Last year, the proposal was submitted to UNESCO by Indonesian National Library and the Koninklijk Instituut voor Taal-Land-en Volkenkunde (KITLV) or Royal Institute of Linguistics, State, and Anthropology of the Netherlands.
The 1,151-folio chronicle was jointly proposed by the two countries as the original manuscripts are kept in Holland, and a copy in Indonesia, according to the KITLV Jakarta Director Roger Tol.“This is a self-memoir by one of the key figures in Indonesias modern history. This is also the first ever autobiography in modern Javanese literature and shows extraordinary sensitivity towards local conditions and experiences,” UNESCO stated. Prince Diponegoro was born as Raden Mas Ontowiryo in Yogyakarta, Central Java, on November 11, 1785. He was the eldest son of Sultan Hamengkubuwono III, the King of Mataram Kingdom.

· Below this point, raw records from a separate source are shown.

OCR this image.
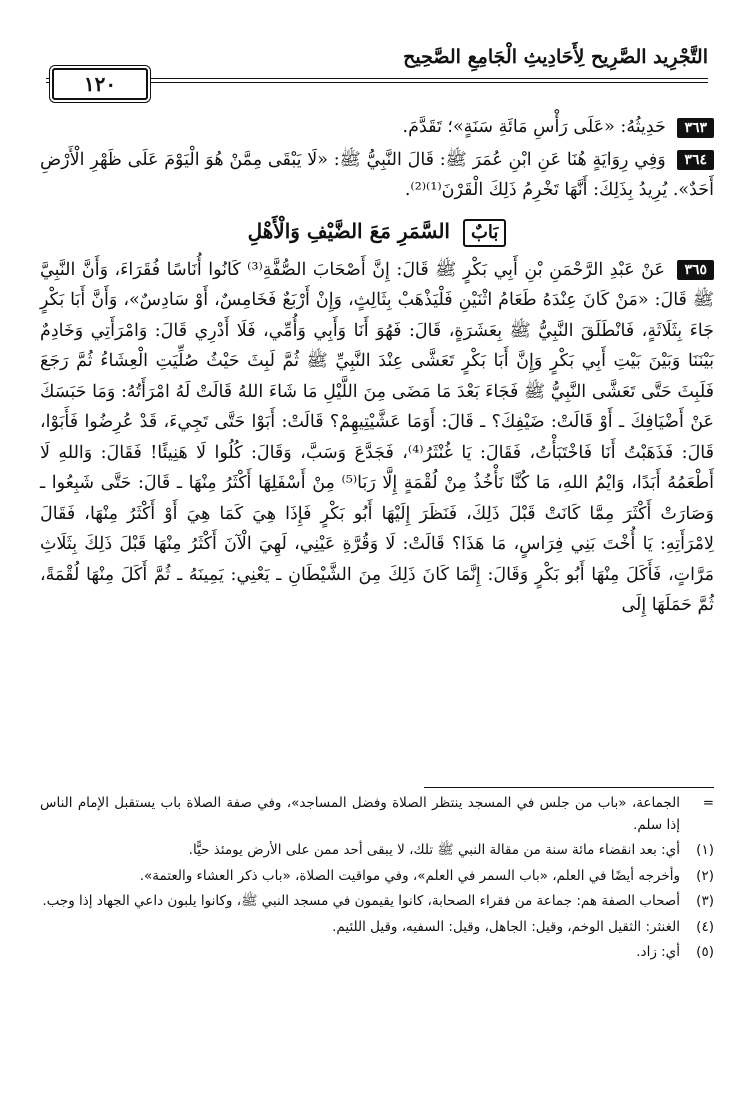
التَّجْرِيد الصَّرِيح لِأَحَادِيثِ الْجَامِعِ الصَّحِيح
١٢٠

٣٦٣ حَدِيثُهُ: «عَلَى رَأْسِ مَائَةِ سَنَةٍ»؛ تَقَدَّمَ.

٣٦٤ وَفِي رِوَايَةٍ هُنَا عَنِ ابْنِ عُمَرَ ﷺ: قَالَ النَّبِيُّ ﷺ: «لَا يَبْقَى مِمَّنْ هُوَ الْيَوْمَ عَلَى ظَهْرِ الْأَرْضِ أَحَدٌ». يُرِيدُ بِذَلِكَ: أَنَّهَا تَخْرِمُ ذَلِكَ الْقَرْنَ⁽¹⁾⁽²⁾.

بَابٌ السَّمَرِ مَعَ الضَّيْفِ وَالْأَهْلِ

٣٦٥ عَنْ عَبْدِ الرَّحْمَنِ بْنِ أَبِي بَكْرٍ ﷺ قَالَ: إِنَّ أَصْحَابَ الصُّفَّةِ⁽³⁾ كَانُوا أُنَاسًا فُقَرَاءَ، وَأَنَّ النَّبِيَّ ﷺ قَالَ: «مَنْ كَانَ عِنْدَهُ طَعَامُ اثْنَيْنِ فَلْيَذْهَبْ بِثَالِثٍ، وَإِنْ أَرْبَعٌ فَخَامِسٌ، أَوْ سَادِسٌ»، وَأَنَّ أَبَا بَكْرٍ جَاءَ بِثَلَاثَةٍ، فَانْطَلَقَ النَّبِيُّ ﷺ بِعَشَرَةٍ، قَالَ: فَهُوَ أَنَا وَأَبِي وَأُمِّي، فَلَا أَدْرِي قَالَ: وَامْرَأَتِي وَخَادِمٌ بَيْنَنَا وَبَيْنَ بَيْتِ أَبِي بَكْرٍ وَإِنَّ أَبَا بَكْرٍ تَعَشَّى عِنْدَ النَّبِيِّ ﷺ ثُمَّ لَبِثَ حَيْثُ صُلِّيَتِ الْعِشَاءُ ثُمَّ رَجَعَ فَلَبِثَ حَتَّى تَعَشَّى النَّبِيُّ ﷺ فَجَاءَ بَعْدَ مَا مَضَى مِنَ اللَّيْلِ مَا شَاءَ اللهُ قَالَتْ لَهُ امْرَأَتُهُ: وَمَا حَبَسَكَ عَنْ أَضْيَافِكَ ـ أَوْ قَالَتْ: ضَيْفِكَ؟ ـ قَالَ: أَوَمَا عَشَّيْتِيهِمْ؟ قَالَتْ: أَبَوْا حَتَّى تَجِيءَ، قَدْ عُرِضُوا فَأَبَوْا، قَالَ: فَذَهَبْتُ أَنَا فَاخْتَبَأْتُ، فَقَالَ: يَا غُنْثَرُ⁽⁴⁾، فَجَدَّعَ وَسَبَّ، وَقَالَ: كُلُوا لَا هَنِيئًا! فَقَالَ: وَاللهِ لَا أَطْعَمُهُ أَبَدًا، وَايْمُ اللهِ، مَا كُنَّا نَأْخُذُ مِنْ لُقْمَةٍ إِلَّا رَبَا⁽⁵⁾ مِنْ أَسْفَلِهَا أَكْثَرُ مِنْهَا ـ قَالَ: حَتَّى شَبِعُوا ـ وَصَارَتْ أَكْثَرَ مِمَّا كَانَتْ قَبْلَ ذَلِكَ، فَنَظَرَ إِلَيْهَا أَبُو بَكْرٍ فَإِذَا هِيَ كَمَا هِيَ أَوْ أَكْثَرُ مِنْهَا، فَقَالَ لِامْرَأَتِهِ: يَا أُخْتَ بَنِي فِرَاسٍ، مَا هَذَا؟ قَالَتْ: لَا وَقُرَّةِ عَيْنِي، لَهِيَ الْآنَ أَكْثَرُ مِنْهَا قَبْلَ ذَلِكَ بِثَلَاثِ مَرَّاتٍ، فَأَكَلَ مِنْهَا أَبُو بَكْرٍ وَقَالَ: إِنَّمَا كَانَ ذَلِكَ مِنَ الشَّيْطَانِ ـ يَعْنِي: يَمِينَهُ ـ ثُمَّ أَكَلَ مِنْهَا لُقْمَةً، ثُمَّ حَمَلَهَا إِلَى

=
الجماعة، «باب من جلس في المسجد ينتظر الصلاة وفضل المساجد»، وفي صفة الصلاة باب يستقبل الإمام الناس إذا سلم.
(١)
أي: بعد انقضاء مائة سنة من مقالة النبي ﷺ تلك، لا يبقى أحد ممن على الأرض يومئذ حيًّا.
(٢)
وأخرجه أيضًا في العلم، «باب السمر في العلم»، وفي مواقيت الصلاة، «باب ذكر العشاء والعتمة».
(٣)
أصحاب الصفة هم: جماعة من فقراء الصحابة، كانوا يقيمون في مسجد النبي ﷺ، وكانوا يلبون داعي الجهاد إذا وجب.
(٤)
الغنثر: الثقيل الوخم، وقيل: الجاهل، وقيل: السفيه، وقيل اللئيم.
(٥)
أي: زاد.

The Javanese nobleman and devout Muslim had opposed the Dutch during their colonial rule. He had given up his throne and decided to fight against colonialism.The leader of the five-year struggle against the Dutch, also known as the Java War (1825-30), had rallied a uniquely broad cross-section of Javanese society against the colonial state. The Java War had inflicted the greatest loss to the Dutch on Java, with the colonial rulers losing an estimated 15 thousand soldiers and 20 million gulden.
Prince Diponegoro was captured by the Dutch during a ceasefire negotiation, after which he was exiled to Sulawesi Island. He was first sent to North Sulawesi and then moved to Makassar, South Sulawesi, where he died on January 8, 1855.The Prince wrote the autobiographical chronicle during his exile in North Sulawesi between May 1831 and February 1832. Among other things, it features the princes points of view on national and religious leadership.